Wall Street, banking and government have set a very dangerous precedent. They have created the financial and moral atmosphere that has and will continue to foster debt default. In this past year it is estimated that strategic default by those whose homes are under water will total over one million homes. The conclusion for borrowers is we can walk away from just about any debt. Obviously people are not concerned about their credit ratings, and that is probably due to settlements being allowed by many lenders. Borrowers have learned that borrowing is a two-way street and that lending institutions are 80% responsible for lending, at least as far as the blame game goes. It should be noticed as well that corporations are defaulting in large numbers as well.
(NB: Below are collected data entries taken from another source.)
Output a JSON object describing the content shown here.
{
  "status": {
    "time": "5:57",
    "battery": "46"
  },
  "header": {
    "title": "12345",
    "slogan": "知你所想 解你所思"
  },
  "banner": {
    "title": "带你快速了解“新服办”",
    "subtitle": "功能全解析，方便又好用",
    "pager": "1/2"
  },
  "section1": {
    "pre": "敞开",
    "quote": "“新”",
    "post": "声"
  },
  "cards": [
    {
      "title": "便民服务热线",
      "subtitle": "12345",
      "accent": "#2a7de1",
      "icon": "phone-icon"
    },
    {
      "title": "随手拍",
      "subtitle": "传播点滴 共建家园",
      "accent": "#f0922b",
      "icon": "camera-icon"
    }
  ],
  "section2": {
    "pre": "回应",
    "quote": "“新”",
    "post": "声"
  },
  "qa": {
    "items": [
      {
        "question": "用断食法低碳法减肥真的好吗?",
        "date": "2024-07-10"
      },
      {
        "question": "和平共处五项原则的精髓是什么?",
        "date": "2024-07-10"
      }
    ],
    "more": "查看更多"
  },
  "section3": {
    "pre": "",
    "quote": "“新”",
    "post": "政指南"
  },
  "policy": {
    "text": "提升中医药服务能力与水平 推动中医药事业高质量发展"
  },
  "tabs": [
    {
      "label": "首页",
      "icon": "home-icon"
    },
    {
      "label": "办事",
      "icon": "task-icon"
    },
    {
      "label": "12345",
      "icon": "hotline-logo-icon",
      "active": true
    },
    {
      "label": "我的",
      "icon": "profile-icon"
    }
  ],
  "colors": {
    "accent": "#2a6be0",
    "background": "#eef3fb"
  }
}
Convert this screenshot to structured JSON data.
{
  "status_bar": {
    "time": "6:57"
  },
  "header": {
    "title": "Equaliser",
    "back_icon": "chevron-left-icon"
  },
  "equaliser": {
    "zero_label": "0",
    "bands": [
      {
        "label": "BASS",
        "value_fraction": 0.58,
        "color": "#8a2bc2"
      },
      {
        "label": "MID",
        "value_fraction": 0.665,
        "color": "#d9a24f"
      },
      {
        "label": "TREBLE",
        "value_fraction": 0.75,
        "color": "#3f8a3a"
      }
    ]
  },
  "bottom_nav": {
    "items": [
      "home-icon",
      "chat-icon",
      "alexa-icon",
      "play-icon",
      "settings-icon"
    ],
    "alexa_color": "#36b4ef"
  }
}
What we are seeing is a whole new attitude toward debt and because of this loans for both business and individuals are going to be very hard to come by in the future. Do not forget America’s success was founded on debt and that debt to some degree won’t be there in the future.

We have been informed by our contracts in Washington that debt failure, the bankrupt or near bankrupt conditions at lenders and the lack of loans available for the past couple of years suit the administration just fine. Mr. Obama believes that the more small and medium-sized companies that go under the better it is for his economic program. That means large corporations and government will supply the jobs and subsequent control of the people. Debt doesn’t matter when the goal is a one-world society, nor does unemployment. These Illuminists are going to rip this country piece by piece. In addition, as we said six years ago, when we said Fannie and Freddie were bankrupt, the government wants to end up owning 40% of US housing in order to completely control 40% of Americans’ lives. Once in full possession they further dictate how Americans will live.